The Alliance is beefing up its outpatient mental health services in addition to opening the urgent care clinic, according to the handout that will be given to CHA patients. The handout says anyone in Massachusetts can seek help at a Community Behavioral Health Center and that their health insurance plan will cover “crisis services,” with MassHealth covering people with no insurance as well as its own members.

Police backup

Cambridge Police Department spokesperson Jeremy Warnick said the Alliance program could help officers responding to people suffering from mental illness or substance abuse. “Ultimately, it will provide more resources for CPD and other local first responders by giving our officers and staff a location, helpline and contacts for people who need help due to mental health and substance use,” he said in an email.

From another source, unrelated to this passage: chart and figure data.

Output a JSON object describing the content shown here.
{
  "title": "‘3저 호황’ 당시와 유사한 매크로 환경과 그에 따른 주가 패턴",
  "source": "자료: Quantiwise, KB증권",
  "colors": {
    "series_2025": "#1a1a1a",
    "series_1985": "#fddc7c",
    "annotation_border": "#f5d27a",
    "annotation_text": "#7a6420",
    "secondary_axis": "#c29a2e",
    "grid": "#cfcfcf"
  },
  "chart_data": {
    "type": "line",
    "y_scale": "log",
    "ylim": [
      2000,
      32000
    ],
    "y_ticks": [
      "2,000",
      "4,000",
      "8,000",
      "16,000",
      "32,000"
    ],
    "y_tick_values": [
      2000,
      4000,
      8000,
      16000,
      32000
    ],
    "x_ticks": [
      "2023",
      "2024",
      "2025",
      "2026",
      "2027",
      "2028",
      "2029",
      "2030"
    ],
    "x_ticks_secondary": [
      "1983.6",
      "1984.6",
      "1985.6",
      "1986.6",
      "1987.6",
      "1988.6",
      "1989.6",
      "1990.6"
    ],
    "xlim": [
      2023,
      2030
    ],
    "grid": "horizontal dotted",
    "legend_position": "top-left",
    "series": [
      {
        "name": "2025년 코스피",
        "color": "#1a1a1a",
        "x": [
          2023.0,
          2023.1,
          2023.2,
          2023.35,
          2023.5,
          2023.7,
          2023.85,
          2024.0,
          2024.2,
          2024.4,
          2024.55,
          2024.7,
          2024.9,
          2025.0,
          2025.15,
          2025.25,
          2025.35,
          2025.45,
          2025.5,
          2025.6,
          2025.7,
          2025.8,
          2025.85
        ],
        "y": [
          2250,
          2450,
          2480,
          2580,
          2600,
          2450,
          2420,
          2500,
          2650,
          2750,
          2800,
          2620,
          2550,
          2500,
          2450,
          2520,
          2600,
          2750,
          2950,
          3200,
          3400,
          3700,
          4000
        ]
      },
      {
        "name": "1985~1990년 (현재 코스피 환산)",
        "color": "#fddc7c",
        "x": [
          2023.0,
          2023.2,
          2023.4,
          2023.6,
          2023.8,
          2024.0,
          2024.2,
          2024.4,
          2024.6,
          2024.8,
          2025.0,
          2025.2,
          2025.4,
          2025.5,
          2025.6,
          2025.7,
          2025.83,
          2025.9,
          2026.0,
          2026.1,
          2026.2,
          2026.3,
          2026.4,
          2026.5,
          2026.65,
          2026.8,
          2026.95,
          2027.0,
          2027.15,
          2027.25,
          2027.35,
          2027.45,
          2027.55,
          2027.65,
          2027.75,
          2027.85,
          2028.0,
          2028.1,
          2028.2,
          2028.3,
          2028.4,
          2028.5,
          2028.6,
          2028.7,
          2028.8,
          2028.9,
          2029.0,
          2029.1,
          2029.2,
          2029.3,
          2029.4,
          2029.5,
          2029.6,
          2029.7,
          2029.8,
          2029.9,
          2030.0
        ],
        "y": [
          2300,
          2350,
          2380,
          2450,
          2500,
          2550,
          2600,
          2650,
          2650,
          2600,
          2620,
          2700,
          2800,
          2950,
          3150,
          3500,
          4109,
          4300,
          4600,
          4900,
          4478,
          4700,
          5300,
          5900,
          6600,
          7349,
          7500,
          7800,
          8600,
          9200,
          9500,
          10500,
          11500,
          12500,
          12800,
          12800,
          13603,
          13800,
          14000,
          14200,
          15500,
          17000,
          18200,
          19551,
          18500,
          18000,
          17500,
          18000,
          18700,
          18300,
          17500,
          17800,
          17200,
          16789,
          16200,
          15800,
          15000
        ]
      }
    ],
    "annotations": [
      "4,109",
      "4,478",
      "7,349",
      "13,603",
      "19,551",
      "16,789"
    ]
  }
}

The Alliance team of crisis responders “could meet our officers and those we come across or respond to that may be in crisis within the city,” Warnick said.

Asked if the police department had developed a protocol for when to call upon the Alliance center, he said: “Officers have been notified of CBHC as a resource, but we collectively will be learning how to best partner and determine protocols as the center becomes more established.”

Overall, Warnick said: “We anticipate it will have value for our first-responding officers as well as those who conduct follow-up work, like our [social workers].”